How long is too long for your trusty Tupperware?
It all boils down to what they're made of. You may have heard of BPA (honestly, this is my first time learning about it) - it's a chemical that's been used for years to make plastics stronger and more resilient.
But did you know that it could also be putting your health at risk?
Studies have linked BPA exposure to a variety of concerning conditions. But there is no need to panic because according to Tupperware's website, items sold by Tupperware US and Canada have been BPA-free since 2010, with most other brands following suit. So this is really related to those Tupperware you've kept around the house for years and years, or bought at op-shops.
A professor of environmental health sciences at the University of Massachusetts Amherst, Laura Vandenberg, said the longer you own a plastic container, the riskier it is for your health.
"We worry about those hard, shatter-resistant plastics that were made a decade ago, that were made with BPA," Vandenberg told CNN.
"Every single time they’re used, they’re leaching small amounts of BPA out of them.
"Even the low levels of BPA that leach from consumer plastics, canned food linings or other consumer goods … have been shown to be associated with harm, and people certainly should care about it."
Vandenberg said discolouration of a container can signal that a chemical change has occurred in the plastic and that it's time to get rid of your Tupperware.
"Usually that is happening because there's lots of little micro-holes or micro-tears," she explained. "And now there's an interaction with the food and the plastic (because the plastic is degrading). So if the plastic is discoloured, it's telling you that that plastic is breaking down."
Sam Cole, the global director of product certification, food equipment, and chemicals at the National Safety Foundation, said any damaged plastic food storage should be thrown in the bin.
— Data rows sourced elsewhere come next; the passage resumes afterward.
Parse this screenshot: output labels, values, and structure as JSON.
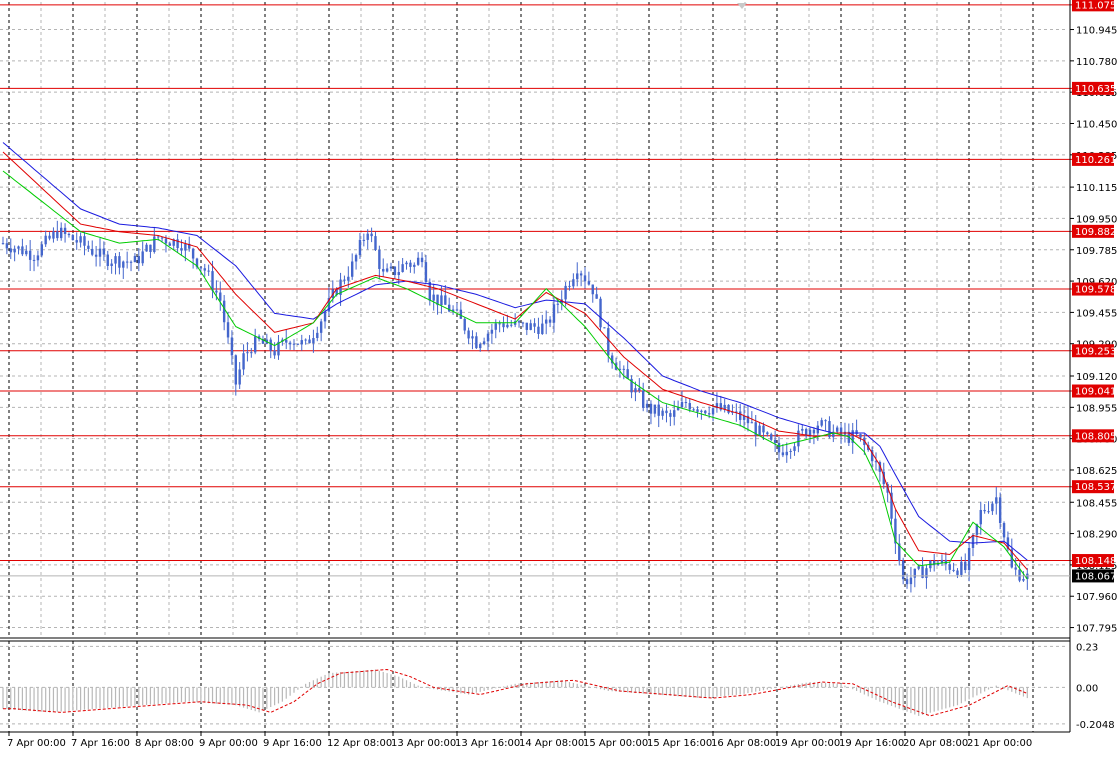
{
  "chart_data": [
    {
      "type": "line",
      "title": "",
      "xlabel": "",
      "ylabel": "",
      "ylim": [
        107.74,
        111.09
      ],
      "grid": true,
      "y_ticks": [
        "110.945",
        "110.780",
        "110.615",
        "110.450",
        "110.285",
        "110.115",
        "109.950",
        "109.785",
        "109.620",
        "109.455",
        "109.290",
        "109.120",
        "108.955",
        "108.790",
        "108.625",
        "108.455",
        "108.290",
        "108.125",
        "107.960",
        "107.795"
      ],
      "x_ticks": [
        "7 Apr 00:00",
        "7 Apr 16:00",
        "8 Apr 08:00",
        "9 Apr 00:00",
        "9 Apr 16:00",
        "12 Apr 08:00",
        "13 Apr 00:00",
        "13 Apr 16:00",
        "14 Apr 08:00",
        "15 Apr 00:00",
        "15 Apr 16:00",
        "16 Apr 08:00",
        "19 Apr 00:00",
        "19 Apr 16:00",
        "20 Apr 08:00",
        "21 Apr 00:00"
      ],
      "horizontal_levels": [
        "111.075",
        "110.635",
        "110.261",
        "109.882",
        "109.578",
        "109.253",
        "109.041",
        "108.805",
        "108.537",
        "108.148"
      ],
      "current_price": "108.067",
      "price_anchors": {
        "x": [
          0,
          8,
          14,
          20,
          26,
          34,
          40,
          46,
          52,
          56,
          58,
          60,
          62,
          64,
          66,
          70,
          74,
          78,
          82,
          86,
          90,
          94,
          98,
          102,
          104,
          106,
          108,
          110,
          112,
          116,
          122,
          128,
          134,
          140,
          144,
          148,
          152,
          156,
          160,
          166,
          172,
          176,
          180,
          184,
          188,
          192,
          196,
          200,
          204,
          206,
          210,
          214,
          218,
          220,
          224,
          228,
          232,
          236,
          240,
          244,
          248,
          252,
          256,
          260,
          264
        ],
        "y": [
          109.82,
          109.76,
          109.88,
          109.82,
          109.74,
          109.72,
          109.85,
          109.82,
          109.68,
          109.52,
          109.3,
          109.08,
          109.22,
          109.28,
          109.3,
          109.25,
          109.32,
          109.28,
          109.42,
          109.58,
          109.7,
          109.9,
          109.65,
          109.68,
          109.72,
          109.7,
          109.76,
          109.55,
          109.52,
          109.46,
          109.3,
          109.4,
          109.38,
          109.38,
          109.55,
          109.7,
          109.58,
          109.25,
          109.12,
          108.95,
          108.9,
          108.98,
          108.95,
          108.95,
          108.92,
          108.88,
          108.8,
          108.72,
          108.78,
          108.82,
          108.87,
          108.82,
          108.8,
          108.8,
          108.7,
          108.5,
          108.04,
          108.08,
          108.14,
          108.12,
          108.1,
          108.4,
          108.48,
          108.1,
          108.06
        ]
      },
      "ma_anchors": {
        "x": [
          0,
          20,
          30,
          40,
          50,
          60,
          70,
          80,
          86,
          96,
          104,
          112,
          122,
          132,
          140,
          150,
          160,
          170,
          180,
          190,
          200,
          210,
          214,
          218,
          222,
          226,
          230,
          236,
          244,
          250,
          258,
          264
        ],
        "ma1": [
          110.2,
          109.88,
          109.82,
          109.84,
          109.7,
          109.38,
          109.28,
          109.4,
          109.55,
          109.64,
          109.58,
          109.5,
          109.4,
          109.4,
          109.58,
          109.38,
          109.12,
          108.98,
          108.92,
          108.86,
          108.75,
          108.8,
          108.82,
          108.8,
          108.72,
          108.55,
          108.25,
          108.12,
          108.14,
          108.35,
          108.22,
          108.05
        ],
        "ma2": [
          110.3,
          109.92,
          109.88,
          109.86,
          109.8,
          109.55,
          109.35,
          109.4,
          109.58,
          109.65,
          109.62,
          109.58,
          109.5,
          109.42,
          109.56,
          109.45,
          109.22,
          109.05,
          108.98,
          108.92,
          108.83,
          108.8,
          108.82,
          108.82,
          108.78,
          108.65,
          108.42,
          108.2,
          108.18,
          108.28,
          108.24,
          108.1
        ],
        "ma3": [
          110.35,
          110.0,
          109.92,
          109.9,
          109.86,
          109.7,
          109.45,
          109.42,
          109.5,
          109.6,
          109.62,
          109.6,
          109.55,
          109.48,
          109.52,
          109.5,
          109.32,
          109.12,
          109.04,
          108.98,
          108.9,
          108.84,
          108.82,
          108.82,
          108.82,
          108.75,
          108.6,
          108.38,
          108.25,
          108.24,
          108.25,
          108.15
        ]
      },
      "colors": {
        "candles": "#4466cc",
        "levels": "#e00000",
        "ma_fast": "#00cc00",
        "ma_mid": "#e00000",
        "ma_slow": "#1a1adf",
        "level_tag": "#e00000",
        "price_tag": "#000000"
      }
    },
    {
      "type": "line",
      "title": "",
      "xlabel": "",
      "ylabel": "",
      "ylim": [
        -0.25,
        0.26
      ],
      "y_ticks": [
        "0.23",
        "0.00",
        "-0.2048"
      ],
      "osc_anchors": {
        "x": [
          0,
          12,
          24,
          36,
          48,
          60,
          66,
          72,
          78,
          84,
          96,
          102,
          108,
          120,
          132,
          144,
          156,
          168,
          180,
          190,
          200,
          208,
          216,
          226,
          236,
          246,
          256,
          264
        ],
        "val": [
          -0.12,
          -0.14,
          -0.12,
          -0.1,
          -0.08,
          -0.1,
          -0.14,
          -0.08,
          0.02,
          0.08,
          0.1,
          0.06,
          0.0,
          -0.04,
          0.02,
          0.04,
          -0.02,
          -0.04,
          -0.06,
          -0.04,
          0.0,
          0.03,
          0.02,
          -0.08,
          -0.16,
          -0.1,
          0.01,
          -0.06
        ]
      },
      "colors": {
        "histogram": "#b8b8b8",
        "signal": "#e00000"
      }
    }
  ]
}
So if your plastic container is damaged, it's time to say goodbye.
But fear not, for there are actually tons of alternatives to the good ol' Tupperware. Whether you're a meal prep pro or a snack pack master - there are plenty of options out there for you.
“Think about replacing them with something that’s chemically inert, like glass,” Vandenberg said. “If you can’t afford to replace everything all at once, replace them one at a time.”
“I know it’s heavy, it can break and all the rest of that, but we think that the advantages to using glass containers for storing food and reheating food outweigh the risks," James Rogers, director of food safety research and testing at Consumer Reports added.
There's also porcelain, ceramic, or stainless-steel containers you can swap out for your Tupperwares - especially for hot foods and liquids.
And while we're chatting about containers and hot foods… Vandenberg said it's important to remember that when it comes to microwaving, even the “microwave safe” label on some plastic containers doesn't necessarily mean the product is safe from a health standpoint.
“Some of the plasticizers and chemicals can transfer from the plastic containers into the food during heating,” Rogers said. "So we totally advocate that you transfer your food from a plastic container into a glass bowl and microwave it that way."
So there you have it, your 'when to toss the Tupperware 101'.